[TEXTE] ELENA MOATY – The Other Woman


But the other woman will always cry herself to sleep

The other woman will never have his love to keep

And as the years go by the other woman

Will spend her life alone.

Nina Simone – The other woman (1959)

 

Elena Moaty peint des femmes, « parce ce qu’il n’y que ça à peindre ». Voilà mon premier échange avec l’artiste, qui, troublante de détermination, consacre son travail de dessin, de peinture et de photographie à la représentation des femmes. Elle revendique son positionnement critique de la pensée féministe, antiraciste, intersectionnelle et queer. Elena Moaty fait le choix d’une exclusivité, la représentation des femmes débarrassée de toute forme de sexisme, d’exotisme et d’impérialisme. Ayant grandi dans une famille dominée par les femmes, elle ne peignait, au départ, que des femmes blanches, battues, violentées, ensanglantées. Des femmes, comme des modèles, en lesquelles elle pouvait s’identifier. Peu à peu, elle ouvre le champ de la représentation en prenant conscience d’absences et de manques. Elle se saisit alors de la question des femmes racisées, des femmes noires, asiatiques, hispaniques, dont l’artiste peine à trouver des modèles dans l’histoire de l’art passé et contemporain. Elle s’attache aussi à la représentation de corps, qui dans l’imaginaire collectif, incarnent la différence, l’anormalité, voire la monstruosité : des corps blessés, borgnes, amputés, handicapés. Toutes ces femmes ont un dénominateur commun : la jeunesse. L’artiste peint et dessine des fillettes adolescentes, de très jeunes femmes arborant des robes simples et colorées.

La couleur joue un rôle déterminant dans son œuvre. La palette est exagérément sucrée, édulcorée, acidulée, pailletée : jaune citron, bleu ciel, rose Barbie, mauve électrique, vert d’eau. Une palette qui fait appel à l’enfance et au formatage chromatique des jouets girly qui ne seraient destinés qu’aux petites filles. Avec un style naïf pleinement assumé, Elena Moaty déplace les normes et les codifications genrées en injectant une dose de confusion. En effet, la douceur coexiste avec la violence et le trouble. Les jeunes femmes, seules, en duo ou trio, installent un malaise de par l’étrangeté de leur présence : les genoux ensanglantés, un couteau ou bien une hache à la main, les yeux injectés de sang, une pose résignée, prostrée, une balafre le long du front, etc. Et la colère constamment présente dans leurs regards et dans leurs postures… Une impression de tristesse, de désolation, de silence et de violence latente traverse chacune des œuvres.

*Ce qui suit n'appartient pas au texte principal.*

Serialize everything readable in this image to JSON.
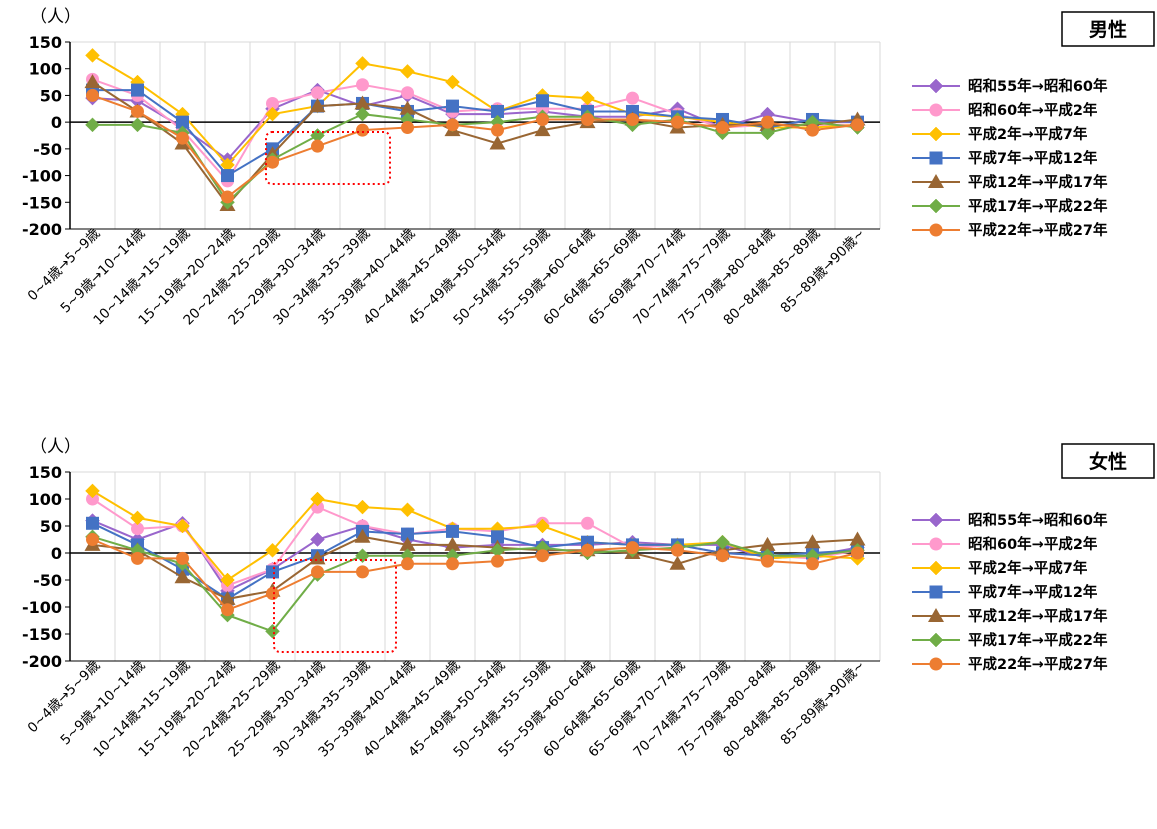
{
  "legend_colors": [
    "#9966cc",
    "#ff99cc",
    "#ffc000",
    "#4472c4",
    "#996633",
    "#70ad47",
    "#ed7d31"
  ],
  "legend_markers": [
    "diamond",
    "circle",
    "diamond",
    "square",
    "triangle",
    "diamond",
    "circle"
  ],
  "chart_data": [
    {
      "type": "line",
      "title": "男性",
      "unit_label": "（人）",
      "ylim": [
        -200,
        150
      ],
      "yticks": [
        150,
        100,
        50,
        0,
        -50,
        -100,
        -150,
        -200
      ],
      "grid": "vertical",
      "legend_position": "right",
      "highlight": "dotted red box around 25~29歳→30~34歳 and 30~34歳→35~39歳",
      "categories": [
        "0~4歳→5~9歳",
        "5~9歳→10~14歳",
        "10~14歳→15~19歳",
        "15~19歳→20~24歳",
        "20~24歳→25~29歳",
        "25~29歳→30~34歳",
        "30~34歳→35~39歳",
        "35~39歳→40~44歳",
        "40~44歳→45~49歳",
        "45~49歳→50~54歳",
        "50~54歳→55~59歳",
        "55~59歳→60~64歳",
        "60~64歳→65~69歳",
        "65~69歳→70~74歳",
        "70~74歳→75~79歳",
        "75~79歳→80~84歳",
        "80~84歳→85~89歳",
        "85~89歳→90歳~"
      ],
      "series": [
        {
          "name": "昭和55年→昭和60年",
          "values": [
            45,
            40,
            -10,
            -70,
            25,
            60,
            30,
            50,
            15,
            15,
            20,
            10,
            10,
            25,
            -10,
            15,
            0,
            0
          ]
        },
        {
          "name": "昭和60年→平成2年",
          "values": [
            80,
            50,
            -15,
            -110,
            35,
            55,
            70,
            55,
            20,
            25,
            25,
            25,
            45,
            15,
            -10,
            -5,
            -5,
            -5
          ]
        },
        {
          "name": "平成2年→平成7年",
          "values": [
            125,
            75,
            15,
            -80,
            15,
            30,
            110,
            95,
            75,
            20,
            50,
            45,
            15,
            10,
            0,
            -10,
            -10,
            -5
          ]
        },
        {
          "name": "平成7年→平成12年",
          "values": [
            60,
            60,
            0,
            -100,
            -50,
            30,
            35,
            20,
            30,
            20,
            40,
            20,
            20,
            10,
            5,
            -10,
            5,
            0
          ]
        },
        {
          "name": "平成12年→平成17年",
          "values": [
            75,
            20,
            -40,
            -155,
            -60,
            30,
            35,
            25,
            -15,
            -40,
            -15,
            0,
            5,
            -10,
            -5,
            -5,
            -5,
            5
          ]
        },
        {
          "name": "平成17年→平成22年",
          "values": [
            -5,
            -5,
            -20,
            -150,
            -70,
            -25,
            15,
            5,
            -5,
            0,
            10,
            10,
            -5,
            5,
            -20,
            -20,
            0,
            -10
          ]
        },
        {
          "name": "平成22年→平成27年",
          "values": [
            50,
            20,
            -30,
            -140,
            -75,
            -45,
            -15,
            -10,
            -5,
            -15,
            5,
            5,
            5,
            0,
            -10,
            0,
            -15,
            -5
          ]
        }
      ]
    },
    {
      "type": "line",
      "title": "女性",
      "unit_label": "（人）",
      "ylim": [
        -200,
        150
      ],
      "yticks": [
        150,
        100,
        50,
        0,
        -50,
        -100,
        -150,
        -200
      ],
      "grid": "vertical",
      "legend_position": "right",
      "highlight": "dotted red box around 25~29歳→30~34歳 and 30~34歳→35~39歳",
      "categories": [
        "0~4歳→5~9歳",
        "5~9歳→10~14歳",
        "10~14歳→15~19歳",
        "15~19歳→20~24歳",
        "20~24歳→25~29歳",
        "25~29歳→30~34歳",
        "30~34歳→35~39歳",
        "35~39歳→40~44歳",
        "40~44歳→45~49歳",
        "45~49歳→50~54歳",
        "50~54歳→55~59歳",
        "55~59歳→60~64歳",
        "60~64歳→65~69歳",
        "65~69歳→70~74歳",
        "70~74歳→75~79歳",
        "75~79歳→80~84歳",
        "80~84歳→85~89歳",
        "85~89歳→90歳~"
      ],
      "series": [
        {
          "name": "昭和55年→昭和60年",
          "values": [
            60,
            25,
            55,
            -70,
            -30,
            25,
            50,
            25,
            10,
            15,
            15,
            15,
            20,
            15,
            15,
            -10,
            -5,
            10
          ]
        },
        {
          "name": "昭和60年→平成2年",
          "values": [
            100,
            45,
            50,
            -60,
            -30,
            85,
            50,
            35,
            45,
            40,
            55,
            55,
            10,
            15,
            0,
            -5,
            -10,
            5
          ]
        },
        {
          "name": "平成2年→平成7年",
          "values": [
            115,
            65,
            50,
            -50,
            5,
            100,
            85,
            80,
            45,
            45,
            50,
            20,
            15,
            15,
            20,
            -10,
            -5,
            -10
          ]
        },
        {
          "name": "平成7年→平成12年",
          "values": [
            55,
            15,
            -30,
            -85,
            -35,
            -5,
            40,
            35,
            40,
            30,
            10,
            20,
            15,
            15,
            0,
            -5,
            0,
            5
          ]
        },
        {
          "name": "平成12年→平成17年",
          "values": [
            15,
            5,
            -45,
            -85,
            -70,
            -10,
            30,
            15,
            15,
            10,
            5,
            5,
            0,
            -20,
            5,
            15,
            20,
            25
          ]
        },
        {
          "name": "平成17年→平成22年",
          "values": [
            30,
            5,
            -20,
            -115,
            -145,
            -40,
            -5,
            -5,
            -5,
            5,
            10,
            0,
            5,
            10,
            20,
            -5,
            -5,
            5
          ]
        },
        {
          "name": "平成22年→平成27年",
          "values": [
            25,
            -10,
            -10,
            -105,
            -75,
            -35,
            -35,
            -20,
            -20,
            -15,
            -5,
            5,
            10,
            5,
            -5,
            -15,
            -20,
            0
          ]
        }
      ]
    }
  ]
}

Les modèles imaginaires se présentent à nos yeux dans deux types d’espaces. Les femmes apparaissent le plus souvent seules, dans un espace clos, domestique, confiné. Debout, assises, allongées, elles nous interpellent par leur présence inquiétante. Lorsqu’elles ne sont pas enfermées, elles apparaissent au milieu de paysages infinis : le ciel, l’océan, une route, une forêt, un champ, un désert, une plage. Sans jamais se perdre ou se confondre, elles existent dans l’immensité. Elles résistent. En ce sens, Elena Moaty multiplie les paradoxes puisqu’à la lecture triste et désolante des corps exposés, s’ajoute celle de la résistance, de la puissance et de la capacité d’agir. Blessées, handicapées, isolées, traumatisées, silencieuses, les jeunes femmes imposent leur présence, leur regard, elles se dressent et nous font face. Au creux de scènes faussement kawaï, elles incarnent une volonté de vengeance, de menace, de revanche, de fierté et d’audace. L’artiste propose ainsi une déconstruction hallucinante du traditionnel modèle féminin lascif, soumis et silencieux. En fouillant les marges esthétiques, Elena Moaty évacue la notion de femme-objet, critique la vision essentialiste en se jouant des stéréotypes et renverse l’idée même de domination.